UK officials are expected to arrive in Cameroon to assist the families of five Britons feared dead on an aircraft which crashed into a swamp.
The plane crashed in southern Cameroon shortly after take-off
The Foreign Office has named the British passengers as married Adam and Sarah Stewart, Anthony Mitchell, Stuart Claisse and Gordon Wright.
The wreckage of the Kenyan Airways Boeing 737-800 with 114 people on board was found after a 40 hour search.
There is no evidence that anyone survived the crash so far.
Only small pieces of the wreckage have been recovered and search teams hope to follow the trail of debris to find the main fuselage on Monday.
British officials will initially be based in Cameroon's capital Yaounde, and will wait for the go ahead locally before visiting the crash site.

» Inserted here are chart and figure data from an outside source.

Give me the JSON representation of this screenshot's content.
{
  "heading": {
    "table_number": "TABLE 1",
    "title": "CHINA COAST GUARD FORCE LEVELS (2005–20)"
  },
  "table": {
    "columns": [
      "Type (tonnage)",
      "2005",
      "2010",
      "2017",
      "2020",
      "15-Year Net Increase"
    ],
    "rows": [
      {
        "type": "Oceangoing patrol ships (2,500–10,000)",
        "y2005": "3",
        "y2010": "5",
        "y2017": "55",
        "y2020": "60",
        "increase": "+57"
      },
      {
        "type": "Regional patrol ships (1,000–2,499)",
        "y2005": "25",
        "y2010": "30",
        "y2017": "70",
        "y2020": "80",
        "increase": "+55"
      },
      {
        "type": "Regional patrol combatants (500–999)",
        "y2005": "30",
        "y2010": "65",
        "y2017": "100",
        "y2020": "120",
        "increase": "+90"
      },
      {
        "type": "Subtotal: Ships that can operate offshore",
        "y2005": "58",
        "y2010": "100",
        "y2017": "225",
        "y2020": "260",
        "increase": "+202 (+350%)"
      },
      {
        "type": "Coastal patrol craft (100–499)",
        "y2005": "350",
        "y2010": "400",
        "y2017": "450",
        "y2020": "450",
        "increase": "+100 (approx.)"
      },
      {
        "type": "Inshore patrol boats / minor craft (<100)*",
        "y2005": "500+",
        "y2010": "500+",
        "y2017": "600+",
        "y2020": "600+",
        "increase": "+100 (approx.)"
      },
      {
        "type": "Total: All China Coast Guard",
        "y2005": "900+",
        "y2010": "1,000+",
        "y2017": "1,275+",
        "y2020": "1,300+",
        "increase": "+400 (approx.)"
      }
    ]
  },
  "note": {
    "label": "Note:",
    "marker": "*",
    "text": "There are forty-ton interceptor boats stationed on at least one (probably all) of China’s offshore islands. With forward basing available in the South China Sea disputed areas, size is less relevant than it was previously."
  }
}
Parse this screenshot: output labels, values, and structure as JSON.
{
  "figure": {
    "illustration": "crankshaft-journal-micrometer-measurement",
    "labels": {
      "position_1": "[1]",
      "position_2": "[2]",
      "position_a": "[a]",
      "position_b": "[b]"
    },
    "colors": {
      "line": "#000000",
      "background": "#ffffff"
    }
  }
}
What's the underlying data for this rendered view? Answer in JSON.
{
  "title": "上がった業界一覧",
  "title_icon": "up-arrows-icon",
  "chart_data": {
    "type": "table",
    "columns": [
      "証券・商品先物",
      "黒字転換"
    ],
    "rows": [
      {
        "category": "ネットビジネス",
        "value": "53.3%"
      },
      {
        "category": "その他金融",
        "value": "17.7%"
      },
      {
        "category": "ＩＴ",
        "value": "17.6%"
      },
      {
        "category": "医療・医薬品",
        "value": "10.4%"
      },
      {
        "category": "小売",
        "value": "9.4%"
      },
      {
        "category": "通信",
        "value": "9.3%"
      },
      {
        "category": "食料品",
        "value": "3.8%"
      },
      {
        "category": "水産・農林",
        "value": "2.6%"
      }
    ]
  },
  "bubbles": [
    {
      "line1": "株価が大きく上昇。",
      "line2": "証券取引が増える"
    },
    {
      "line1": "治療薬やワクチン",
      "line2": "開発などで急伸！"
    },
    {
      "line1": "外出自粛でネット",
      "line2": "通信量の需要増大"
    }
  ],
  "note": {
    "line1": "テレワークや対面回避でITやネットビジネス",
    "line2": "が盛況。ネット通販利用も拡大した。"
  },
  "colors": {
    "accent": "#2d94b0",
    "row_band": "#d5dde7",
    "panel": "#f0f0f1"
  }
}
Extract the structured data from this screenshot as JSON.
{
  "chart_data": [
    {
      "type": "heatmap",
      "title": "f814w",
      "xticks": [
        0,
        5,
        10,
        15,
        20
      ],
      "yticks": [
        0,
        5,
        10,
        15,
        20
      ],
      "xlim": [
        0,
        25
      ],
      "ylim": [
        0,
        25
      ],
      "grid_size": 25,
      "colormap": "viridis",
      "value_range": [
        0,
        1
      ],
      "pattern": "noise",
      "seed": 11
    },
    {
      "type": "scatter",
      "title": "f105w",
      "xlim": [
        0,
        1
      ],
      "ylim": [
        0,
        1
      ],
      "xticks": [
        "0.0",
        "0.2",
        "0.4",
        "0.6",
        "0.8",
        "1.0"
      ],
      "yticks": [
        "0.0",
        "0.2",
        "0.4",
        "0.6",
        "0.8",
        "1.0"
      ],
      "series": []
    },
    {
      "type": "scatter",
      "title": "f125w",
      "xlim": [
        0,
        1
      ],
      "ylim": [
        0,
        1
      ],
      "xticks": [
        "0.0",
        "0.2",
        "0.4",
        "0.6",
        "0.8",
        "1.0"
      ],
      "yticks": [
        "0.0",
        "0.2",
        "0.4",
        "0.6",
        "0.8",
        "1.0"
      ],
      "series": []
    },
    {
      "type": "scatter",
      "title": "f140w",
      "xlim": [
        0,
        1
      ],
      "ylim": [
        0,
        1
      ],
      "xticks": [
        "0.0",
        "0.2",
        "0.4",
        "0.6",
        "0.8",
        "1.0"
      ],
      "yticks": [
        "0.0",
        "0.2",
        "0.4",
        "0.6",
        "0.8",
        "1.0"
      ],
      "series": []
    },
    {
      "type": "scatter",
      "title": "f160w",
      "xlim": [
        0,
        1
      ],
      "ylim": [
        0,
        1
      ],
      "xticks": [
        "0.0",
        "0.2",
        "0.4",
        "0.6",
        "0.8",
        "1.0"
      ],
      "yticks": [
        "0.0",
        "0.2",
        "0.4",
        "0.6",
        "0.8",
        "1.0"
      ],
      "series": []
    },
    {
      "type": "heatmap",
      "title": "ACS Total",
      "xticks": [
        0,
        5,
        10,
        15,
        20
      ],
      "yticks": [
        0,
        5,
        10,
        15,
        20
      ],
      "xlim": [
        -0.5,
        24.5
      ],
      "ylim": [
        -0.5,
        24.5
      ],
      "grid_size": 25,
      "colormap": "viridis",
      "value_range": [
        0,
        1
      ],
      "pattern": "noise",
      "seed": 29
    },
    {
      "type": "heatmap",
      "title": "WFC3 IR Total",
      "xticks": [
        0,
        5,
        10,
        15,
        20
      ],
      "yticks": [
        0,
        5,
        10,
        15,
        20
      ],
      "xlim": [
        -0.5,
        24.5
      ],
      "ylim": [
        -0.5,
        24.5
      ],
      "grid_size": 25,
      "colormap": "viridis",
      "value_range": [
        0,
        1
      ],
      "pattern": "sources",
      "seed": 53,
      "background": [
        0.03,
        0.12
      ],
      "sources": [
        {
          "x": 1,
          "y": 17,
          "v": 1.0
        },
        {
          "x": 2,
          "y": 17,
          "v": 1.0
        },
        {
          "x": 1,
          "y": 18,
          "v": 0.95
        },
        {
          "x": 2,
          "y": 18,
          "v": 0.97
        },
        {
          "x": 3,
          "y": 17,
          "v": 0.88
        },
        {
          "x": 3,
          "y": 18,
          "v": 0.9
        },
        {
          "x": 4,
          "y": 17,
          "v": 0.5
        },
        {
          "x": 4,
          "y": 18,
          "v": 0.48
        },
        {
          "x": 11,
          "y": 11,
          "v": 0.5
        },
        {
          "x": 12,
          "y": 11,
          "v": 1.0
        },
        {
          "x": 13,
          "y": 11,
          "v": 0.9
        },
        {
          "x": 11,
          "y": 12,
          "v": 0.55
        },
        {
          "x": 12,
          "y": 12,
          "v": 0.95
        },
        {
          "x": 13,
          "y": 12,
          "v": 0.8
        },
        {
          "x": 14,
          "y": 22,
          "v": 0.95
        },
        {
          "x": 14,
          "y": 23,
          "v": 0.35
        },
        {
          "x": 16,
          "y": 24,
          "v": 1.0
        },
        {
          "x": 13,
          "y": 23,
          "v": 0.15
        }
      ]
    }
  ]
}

Consular teams will liaise with relatives of the Britons on board the crashed aircraft.
Kenya Airways said: "At this time, search and rescue operations are in progress and we have no confirmed information about survivors or any possible casualties."
The six-month-old aircraft crashed in a mangrove swamp at midnight on Saturday 12 miles south-east of Douala, where it had taken off.
Contact with Flight KQ507 was lost by air traffic control shortly after take-off at 0005 local time (0105 GMT). It was due to arrive in Nairobi at 0615 (0315 GMT).
The flight originated in Ivory Coast and was reported missing on Saturday after it failed to arrive in Kenya.
People from at least 23 different nationalities were on board, according Kenya Airways.
Anthony Mitchell was a Nairobi-based journalist working for news agency Associated Press (AP).
He had been on assignment in the Cameroon region for the past week and contacted his family before boarding the flight to say he was heading home. It is understood he has family in London.
He was expelled from Ethiopia in January 2006 after being accused of portraying the country in a bad light in his reports for AP.
AP executive editor Kathleen Carroll said: "Anthony had contacted his family before boarding the flight to let them know he was headed home. We hope for the best."